The repayment process is as follows:
1. As required by the Borrowing Contract, the borrower shall provide monthly interest commencing the month after the loan has been disbursed, with the option of a monthly drawing from the Provident Fund to repay the principal interest on the loan for the month in question。
2. You may also visit the Provident Fund Centre once a year for a one-time withdrawal of the Provident Fund and a one-time repayment of the principal and interest of the loan.

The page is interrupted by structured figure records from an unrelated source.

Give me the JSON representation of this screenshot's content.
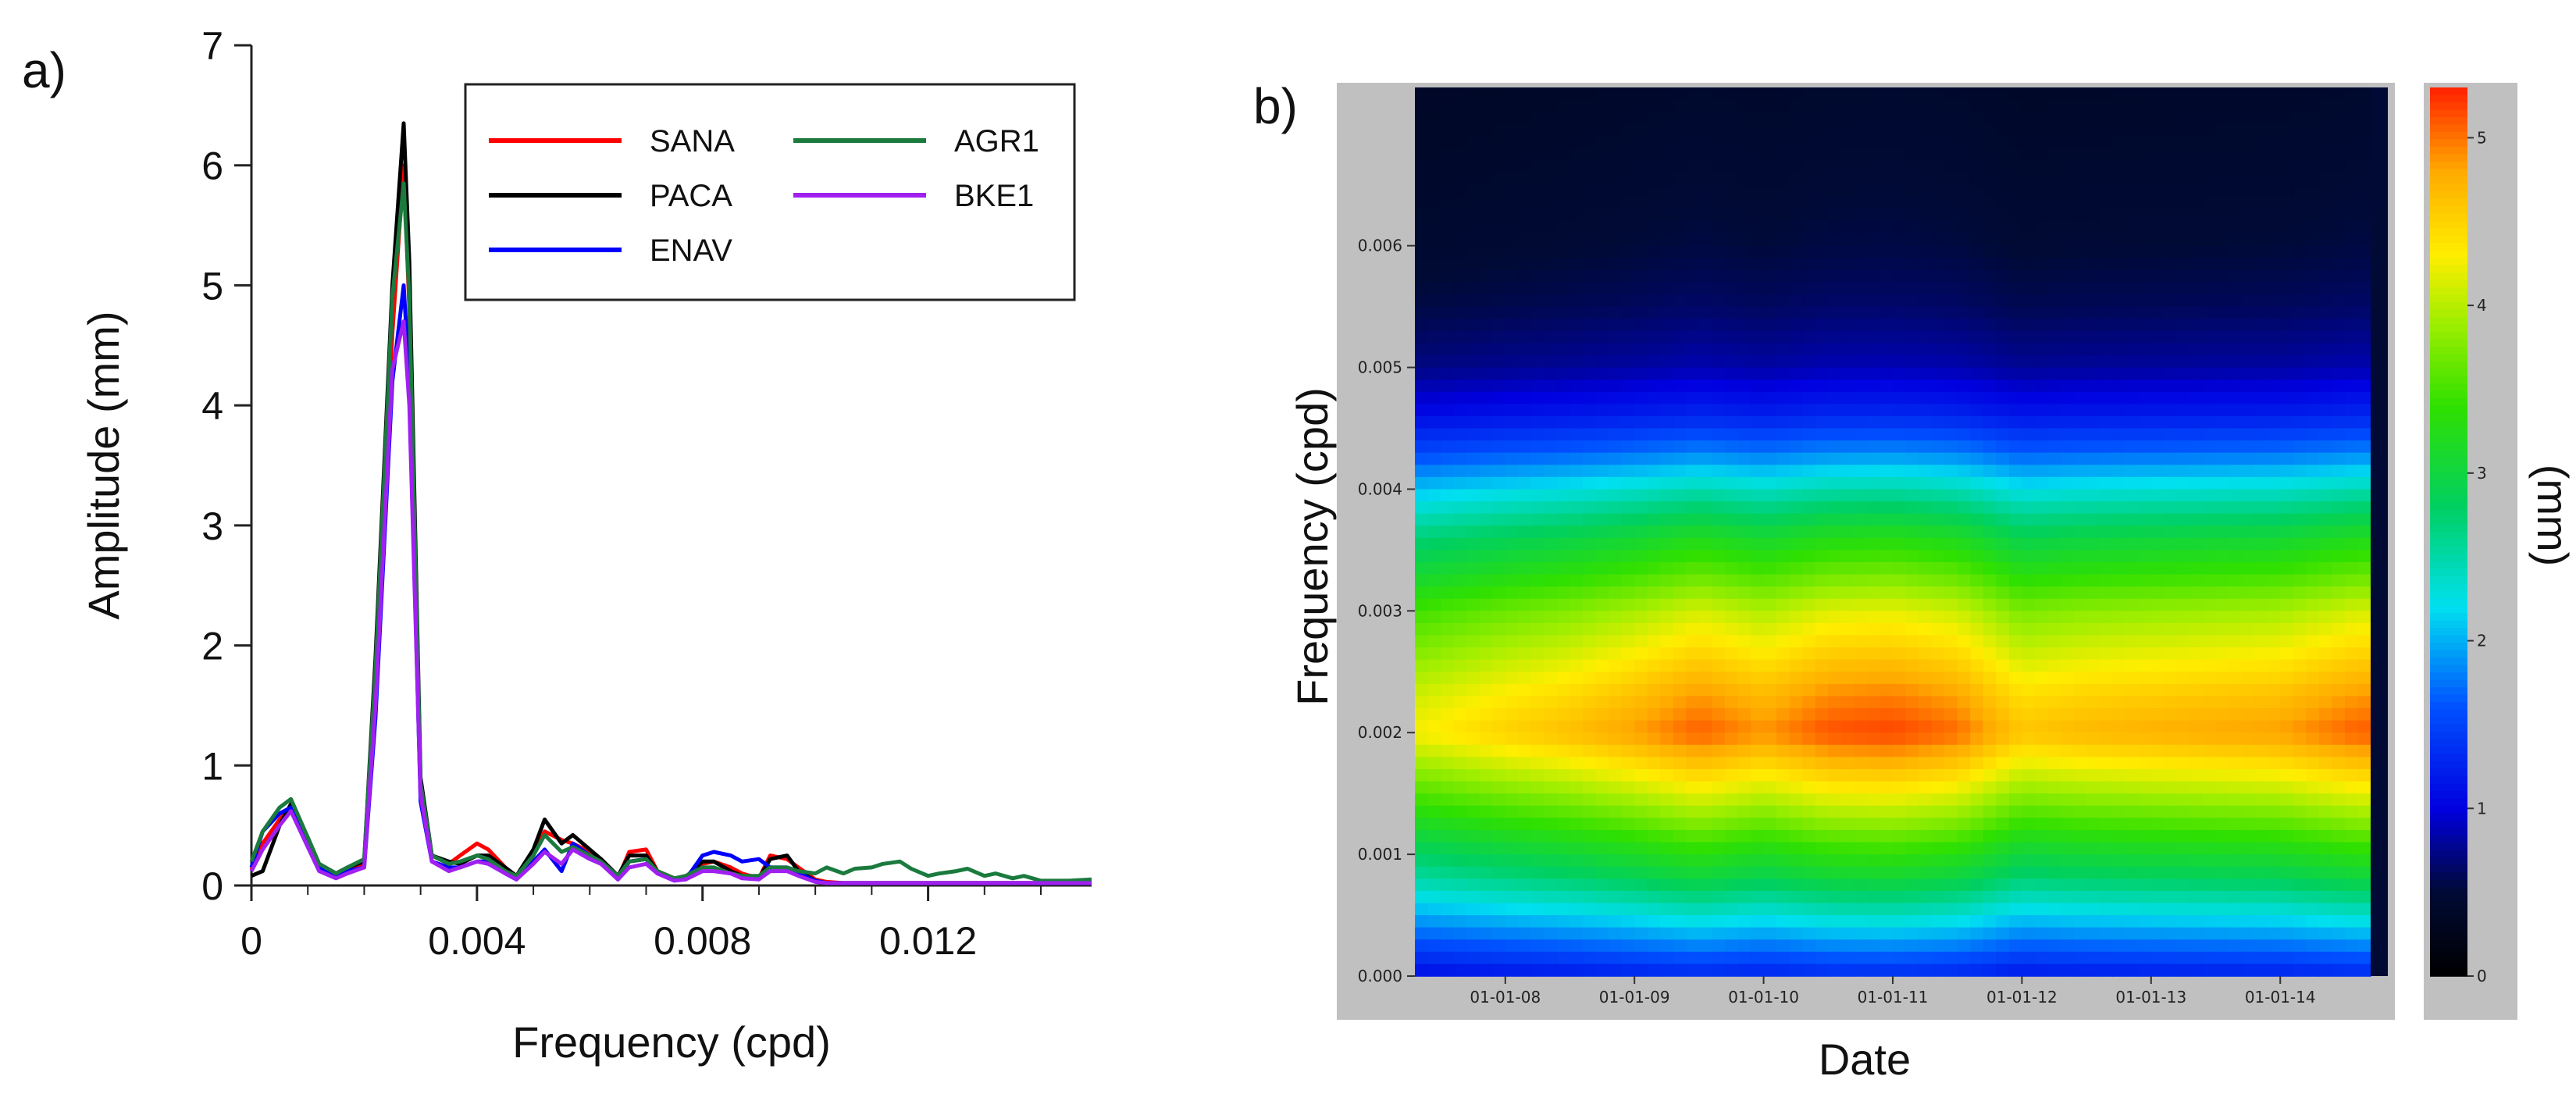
{
  "chart_data": [
    {
      "panel_label": "a)",
      "type": "line",
      "xlabel": "Frequency (cpd)",
      "ylabel": "Amplitude (mm)",
      "xlim": [
        0,
        0.0149
      ],
      "ylim": [
        0,
        7
      ],
      "x_ticks": [
        0,
        0.004,
        0.008,
        0.012
      ],
      "x_tick_labels": [
        "0",
        "0.004",
        "0.008",
        "0.012"
      ],
      "y_ticks": [
        0,
        1,
        2,
        3,
        4,
        5,
        6,
        7
      ],
      "y_tick_labels": [
        "0",
        "1",
        "2",
        "3",
        "4",
        "5",
        "6",
        "7"
      ],
      "legend_position": "top-right",
      "x": [
        0,
        0.0002,
        0.0005,
        0.0007,
        0.001,
        0.0012,
        0.0015,
        0.0017,
        0.002,
        0.0022,
        0.0025,
        0.0027,
        0.0028,
        0.003,
        0.0032,
        0.0035,
        0.0037,
        0.004,
        0.0042,
        0.0045,
        0.0047,
        0.005,
        0.0052,
        0.0055,
        0.0057,
        0.006,
        0.0062,
        0.0065,
        0.0067,
        0.007,
        0.0072,
        0.0075,
        0.0077,
        0.008,
        0.0082,
        0.0085,
        0.0087,
        0.009,
        0.0092,
        0.0095,
        0.0097,
        0.01,
        0.0102,
        0.0105,
        0.0107,
        0.011,
        0.0112,
        0.0115,
        0.0117,
        0.012,
        0.0122,
        0.0125,
        0.0127,
        0.013,
        0.0132,
        0.0135,
        0.0137,
        0.014,
        0.0142,
        0.0145,
        0.0149
      ],
      "series": [
        {
          "name": "SANA",
          "color": "#ff0000",
          "values": [
            0.13,
            0.35,
            0.55,
            0.66,
            0.35,
            0.15,
            0.08,
            0.12,
            0.18,
            1.6,
            4.6,
            6.0,
            4.8,
            0.8,
            0.25,
            0.18,
            0.25,
            0.35,
            0.3,
            0.15,
            0.06,
            0.25,
            0.45,
            0.38,
            0.35,
            0.28,
            0.2,
            0.06,
            0.28,
            0.3,
            0.12,
            0.06,
            0.06,
            0.18,
            0.2,
            0.15,
            0.1,
            0.06,
            0.25,
            0.22,
            0.15,
            0.05,
            0.03,
            0.02,
            0.02,
            0.02,
            0.02,
            0.02,
            0.02,
            0.02,
            0.02,
            0.02,
            0.02,
            0.02,
            0.02,
            0.02,
            0.02,
            0.02,
            0.02,
            0.02,
            0.02
          ]
        },
        {
          "name": "PACA",
          "color": "#000000",
          "values": [
            0.08,
            0.12,
            0.5,
            0.68,
            0.4,
            0.18,
            0.1,
            0.15,
            0.2,
            1.9,
            5.0,
            6.35,
            5.2,
            0.9,
            0.25,
            0.2,
            0.18,
            0.25,
            0.25,
            0.15,
            0.08,
            0.3,
            0.55,
            0.35,
            0.42,
            0.3,
            0.22,
            0.08,
            0.25,
            0.25,
            0.12,
            0.05,
            0.07,
            0.2,
            0.2,
            0.12,
            0.08,
            0.06,
            0.22,
            0.25,
            0.12,
            0.04,
            0.02,
            0.02,
            0.02,
            0.02,
            0.02,
            0.02,
            0.02,
            0.02,
            0.02,
            0.02,
            0.02,
            0.02,
            0.02,
            0.02,
            0.02,
            0.02,
            0.02,
            0.02,
            0.02
          ]
        },
        {
          "name": "ENAV",
          "color": "#0000ff",
          "values": [
            0.15,
            0.45,
            0.6,
            0.65,
            0.35,
            0.15,
            0.08,
            0.12,
            0.15,
            1.4,
            4.2,
            5.0,
            4.2,
            0.7,
            0.2,
            0.15,
            0.15,
            0.2,
            0.2,
            0.1,
            0.05,
            0.2,
            0.3,
            0.12,
            0.35,
            0.25,
            0.2,
            0.05,
            0.2,
            0.22,
            0.1,
            0.05,
            0.05,
            0.25,
            0.28,
            0.25,
            0.2,
            0.22,
            0.15,
            0.15,
            0.1,
            0.04,
            0.02,
            0.02,
            0.02,
            0.02,
            0.02,
            0.02,
            0.02,
            0.02,
            0.02,
            0.02,
            0.02,
            0.02,
            0.02,
            0.02,
            0.02,
            0.02,
            0.02,
            0.02,
            0.02
          ]
        },
        {
          "name": "AGR1",
          "color": "#1b7a3e",
          "values": [
            0.2,
            0.45,
            0.65,
            0.72,
            0.4,
            0.18,
            0.1,
            0.15,
            0.22,
            1.8,
            4.9,
            5.85,
            4.9,
            0.85,
            0.25,
            0.18,
            0.2,
            0.25,
            0.22,
            0.12,
            0.08,
            0.25,
            0.42,
            0.28,
            0.32,
            0.25,
            0.2,
            0.08,
            0.2,
            0.22,
            0.12,
            0.06,
            0.08,
            0.15,
            0.15,
            0.1,
            0.08,
            0.08,
            0.15,
            0.15,
            0.12,
            0.1,
            0.15,
            0.1,
            0.14,
            0.15,
            0.18,
            0.2,
            0.14,
            0.08,
            0.1,
            0.12,
            0.14,
            0.08,
            0.1,
            0.06,
            0.08,
            0.04,
            0.04,
            0.04,
            0.05
          ]
        },
        {
          "name": "BKE1",
          "color": "#a020f0",
          "values": [
            0.12,
            0.3,
            0.5,
            0.62,
            0.32,
            0.12,
            0.06,
            0.1,
            0.15,
            1.5,
            4.3,
            4.7,
            4.0,
            0.75,
            0.2,
            0.12,
            0.15,
            0.2,
            0.18,
            0.1,
            0.05,
            0.18,
            0.28,
            0.18,
            0.3,
            0.22,
            0.18,
            0.05,
            0.15,
            0.18,
            0.1,
            0.04,
            0.05,
            0.12,
            0.12,
            0.1,
            0.06,
            0.05,
            0.12,
            0.12,
            0.08,
            0.03,
            0.02,
            0.02,
            0.02,
            0.02,
            0.02,
            0.02,
            0.02,
            0.02,
            0.02,
            0.02,
            0.02,
            0.02,
            0.02,
            0.02,
            0.02,
            0.02,
            0.02,
            0.02,
            0.02
          ]
        }
      ]
    },
    {
      "panel_label": "b)",
      "type": "heatmap",
      "xlabel": "Date",
      "ylabel": "Frequency (cpd)",
      "colorbar_label": "(mm)",
      "ylim": [
        0,
        0.0073
      ],
      "y_ticks": [
        0,
        0.001,
        0.002,
        0.003,
        0.004,
        0.005,
        0.006
      ],
      "y_tick_labels": [
        "0.000",
        "0.001",
        "0.002",
        "0.003",
        "0.004",
        "0.005",
        "0.006"
      ],
      "x_range_years": [
        2007.3,
        2014.7
      ],
      "x_ticks_years": [
        2008,
        2009,
        2010,
        2011,
        2012,
        2013,
        2014
      ],
      "x_tick_labels": [
        "01-01-08",
        "01-01-09",
        "01-01-10",
        "01-01-11",
        "01-01-12",
        "01-01-13",
        "01-01-14"
      ],
      "colorbar_range": [
        0,
        5.3
      ],
      "colorbar_ticks": [
        0,
        1,
        2,
        3,
        4,
        5
      ],
      "colorbar_tick_labels": [
        "0",
        "1",
        "2",
        "3",
        "4",
        "5"
      ],
      "colormap": [
        {
          "value": 0.0,
          "color": "#000000"
        },
        {
          "value": 0.5,
          "color": "#000a35"
        },
        {
          "value": 1.0,
          "color": "#0000e0"
        },
        {
          "value": 1.6,
          "color": "#0050ff"
        },
        {
          "value": 2.2,
          "color": "#00e0f0"
        },
        {
          "value": 2.8,
          "color": "#00d060"
        },
        {
          "value": 3.4,
          "color": "#30e000"
        },
        {
          "value": 3.9,
          "color": "#a0ee00"
        },
        {
          "value": 4.3,
          "color": "#ffee00"
        },
        {
          "value": 4.8,
          "color": "#ffaa00"
        },
        {
          "value": 5.3,
          "color": "#ff2000"
        }
      ],
      "frequency_profile_freq": [
        0,
        0.0002,
        0.0005,
        0.0008,
        0.001,
        0.0013,
        0.0016,
        0.002,
        0.0023,
        0.0026,
        0.003,
        0.0033,
        0.0036,
        0.004,
        0.0043,
        0.0046,
        0.005,
        0.0055,
        0.006,
        0.0066,
        0.0073
      ],
      "frequency_profile_amplitude": [
        1.2,
        1.6,
        2.2,
        2.8,
        3.1,
        3.6,
        4.1,
        4.75,
        4.55,
        4.25,
        3.85,
        3.4,
        3.0,
        2.3,
        1.7,
        1.2,
        0.8,
        0.6,
        0.5,
        0.45,
        0.4
      ],
      "time_modulation_years": [
        2007.3,
        2008.0,
        2008.5,
        2009.0,
        2009.5,
        2010.0,
        2010.5,
        2011.0,
        2011.5,
        2012.0,
        2012.5,
        2013.0,
        2013.5,
        2014.0,
        2014.6
      ],
      "time_modulation_factor": [
        0.9,
        0.95,
        0.98,
        1.02,
        1.07,
        1.03,
        1.08,
        1.09,
        1.06,
        0.97,
        0.99,
        1.0,
        1.01,
        1.02,
        1.07
      ]
    }
  ]
}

For convenience, bank deductions may be chosen. A Deducted Repayment Agreement and the preparation of personal repayment savings cards are required。
3. You shall also entrust the Centre and the Bank with the deposit of the housing fund for you and your spouse on a monthly basis into your pool account as a deduction for the repayment of the principal of the loan for the following month。
4. Thus, the monthly Provident Fund for you and your spouse is transferred directly to your loan bank card, using the balance of the Provident Fund account for you and your spouse to repay the Provident Fund loan in advance. In the event of an underpayment of interest on the loan, the bank deducts the amount from your bank card。
5. This also means that you can pre-finance repayments for more than one month in a bank card and that if the amount is insufficient, the bank will automatically withhold repayments, or if sufficient funds are deposited in a savings card on a monthly basis, the bank will withdraw interest on the loan directly from the borrower ' s savings account。